Allied Bank and Ibrahim Group, is of the view that the FTA with China is poorly negotiated which has resulted in ruining the domestic industry and dangerously widening the trade deficit of about $6 billion only through Pak-China trade. Pakistan is facing revenue losses of an estimated Rs 22 billion per annum on tax exemptions granted on Chinese imports. It has also suggested that the domestic industry should be given tariff protection against dumping of Chinese export surplus, enabling Pakistan to avoid revenue losses resulting from the dumping.
Thal Limited, House of Habib, in its comments said that ADP 2016-21 announced in June 2016, provides roadmap for automotive vehicles and parts manufacturers in terms of tariff, volumes for stability over next 5 years and the government's support policies in the areas of technological/skill upgrades in manufacturing, human resource and built-in quality.
In 2015, China produced 23,731,600 vehicles while Pakistan produced 283,807 vehicles (1.2 per cent of the Chinese auto industry). Due to economies of scale, complex qualitative approval procedures in China for automotive parts and vehicles exports to China and lack of high-tech manufacturing technologies in Pakistan, the domestic auto industry cannot benefit from the FTA.

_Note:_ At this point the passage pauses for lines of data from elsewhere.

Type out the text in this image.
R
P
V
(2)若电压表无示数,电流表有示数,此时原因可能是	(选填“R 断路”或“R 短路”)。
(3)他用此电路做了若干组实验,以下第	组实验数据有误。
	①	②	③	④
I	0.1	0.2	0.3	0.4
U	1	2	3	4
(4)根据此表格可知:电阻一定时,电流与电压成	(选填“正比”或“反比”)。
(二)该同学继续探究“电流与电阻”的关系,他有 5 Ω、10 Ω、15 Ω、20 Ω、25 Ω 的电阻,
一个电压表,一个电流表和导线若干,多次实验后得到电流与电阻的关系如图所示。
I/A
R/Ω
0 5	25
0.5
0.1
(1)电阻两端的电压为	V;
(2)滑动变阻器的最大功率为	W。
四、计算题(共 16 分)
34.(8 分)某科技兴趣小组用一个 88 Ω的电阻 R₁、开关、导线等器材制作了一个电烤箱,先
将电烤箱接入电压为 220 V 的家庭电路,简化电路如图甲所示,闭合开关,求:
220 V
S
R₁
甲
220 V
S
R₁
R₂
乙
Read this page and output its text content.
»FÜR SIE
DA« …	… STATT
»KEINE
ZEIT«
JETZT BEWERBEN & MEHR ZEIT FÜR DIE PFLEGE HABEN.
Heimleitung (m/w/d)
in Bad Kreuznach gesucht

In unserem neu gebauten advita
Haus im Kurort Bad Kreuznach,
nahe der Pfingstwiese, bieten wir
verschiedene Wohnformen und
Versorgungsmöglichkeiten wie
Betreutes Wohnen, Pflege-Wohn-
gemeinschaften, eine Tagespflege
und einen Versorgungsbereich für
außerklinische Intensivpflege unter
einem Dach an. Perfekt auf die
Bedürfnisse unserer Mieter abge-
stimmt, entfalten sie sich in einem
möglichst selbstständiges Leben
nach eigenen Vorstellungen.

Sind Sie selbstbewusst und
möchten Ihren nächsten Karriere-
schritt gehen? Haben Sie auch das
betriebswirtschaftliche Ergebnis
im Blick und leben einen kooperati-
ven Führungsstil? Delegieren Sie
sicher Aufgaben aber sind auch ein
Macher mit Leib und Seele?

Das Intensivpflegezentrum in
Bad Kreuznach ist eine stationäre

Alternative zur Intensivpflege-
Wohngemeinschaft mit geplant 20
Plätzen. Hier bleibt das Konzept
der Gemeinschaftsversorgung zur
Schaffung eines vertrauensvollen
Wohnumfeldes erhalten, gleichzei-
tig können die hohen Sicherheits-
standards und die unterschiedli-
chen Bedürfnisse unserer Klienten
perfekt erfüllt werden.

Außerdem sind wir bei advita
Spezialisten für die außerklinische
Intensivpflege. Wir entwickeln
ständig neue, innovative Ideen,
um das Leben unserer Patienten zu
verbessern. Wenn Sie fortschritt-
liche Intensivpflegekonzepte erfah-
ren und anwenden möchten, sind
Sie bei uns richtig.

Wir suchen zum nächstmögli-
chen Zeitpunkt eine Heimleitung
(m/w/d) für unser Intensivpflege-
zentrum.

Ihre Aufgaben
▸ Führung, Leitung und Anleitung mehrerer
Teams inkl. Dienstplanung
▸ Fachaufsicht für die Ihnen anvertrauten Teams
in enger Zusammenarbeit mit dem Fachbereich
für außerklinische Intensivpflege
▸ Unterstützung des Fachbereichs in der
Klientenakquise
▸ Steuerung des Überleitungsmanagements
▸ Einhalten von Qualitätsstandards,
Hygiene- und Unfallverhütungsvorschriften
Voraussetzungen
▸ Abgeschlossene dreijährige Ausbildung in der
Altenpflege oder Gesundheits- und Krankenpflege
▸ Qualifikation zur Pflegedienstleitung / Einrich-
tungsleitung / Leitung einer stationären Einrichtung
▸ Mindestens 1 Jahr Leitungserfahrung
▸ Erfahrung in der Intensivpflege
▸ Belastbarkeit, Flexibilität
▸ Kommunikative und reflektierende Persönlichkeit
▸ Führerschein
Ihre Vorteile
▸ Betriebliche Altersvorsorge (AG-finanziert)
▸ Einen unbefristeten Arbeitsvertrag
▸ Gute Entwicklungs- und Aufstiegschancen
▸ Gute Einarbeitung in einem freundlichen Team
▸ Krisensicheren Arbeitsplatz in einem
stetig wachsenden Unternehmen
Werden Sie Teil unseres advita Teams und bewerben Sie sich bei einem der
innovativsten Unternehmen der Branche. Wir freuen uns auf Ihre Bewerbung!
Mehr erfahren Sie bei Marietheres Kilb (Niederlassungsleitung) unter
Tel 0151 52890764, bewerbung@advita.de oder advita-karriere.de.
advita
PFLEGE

Under the proposed working for phase II of the FTA, auto parts and vehicles fall under categories IV and V. The protection period for category IV at MFN is 10 years, after which custom duties will gradually decrease to zero per cent. This is a threat to the auto industry, as it will wipe out existing investments and employment. Furthermore long -term investments decisions will also be affected. It has been recommended that auto industry should be kept out of the FTA and maintain the auto specific HS coded under the "no concession" list.
Gatro (Ind) Limited, has suggested that concessionary rates of customs duty on import of PET resin yarn/film grade, PET resin bottle grade, PET amorphous resin, BoPet film and polyester filament yarn in Pakistan should not be allowed aimed at protecting domestic industry. Saif Group has said that Pakistan cotton and textile products would continue to flourish provided they are able to compete with India and Vietnam, who are emerging as major suppliers in China.